Induction shall be at the spring formal dinner, except for those who take the advanced order in Alsace at prescribed times and also at the fall formal dinner.
A little past history of the Confrerie – The Confrerie of Saint Etienne went underground after the French Revolution in the 1790’s like all other French wine Brotherhoods. It was not revived publicly until after the First World War in 1919. Then after the Second World War in 1946 the French Alsatian decided to limit the vineyards in the main to the noble grapes of Gewurztraminer, Riesling, Tokay, or Pinot gris and the Muscat and Sylvaner. This they have done to the present.
Writers use many poetic, flowery words to describe wines. One which I want to pass on to you is a writer’s description of a spicy Alsatian Gewurztraminer, “This wine is clothed in velvet, it is perfumed, it is brilliant and it seduces the ladies for it is potent and enchanting.”
Another quotation that I would like to pass on to you is one of my favorite from Benjamin Franklin – “Wine is constant proof that God loves us and loves to see us happy.”
All members of the Confrerie Sainte Etienne are friends of Alsace, their wines, foods and customs and interest in promoting international goodwill.
There are three grades of membership progressing from apprentice to companion and finally to master.

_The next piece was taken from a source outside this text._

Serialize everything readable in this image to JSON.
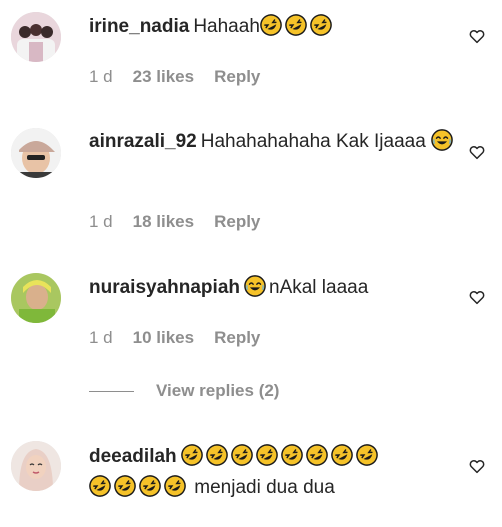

The member level is displayed respectively by wearing a Blue, Red or Green ribbon with a cask. Upward progress is made through a series of progressively more demanding wine tasting tests given only at the solemn Chapter meeting. One test is given to each of these sessions. A Grand Master presides; his administration is guided by the Grand Council and served by the proper offices.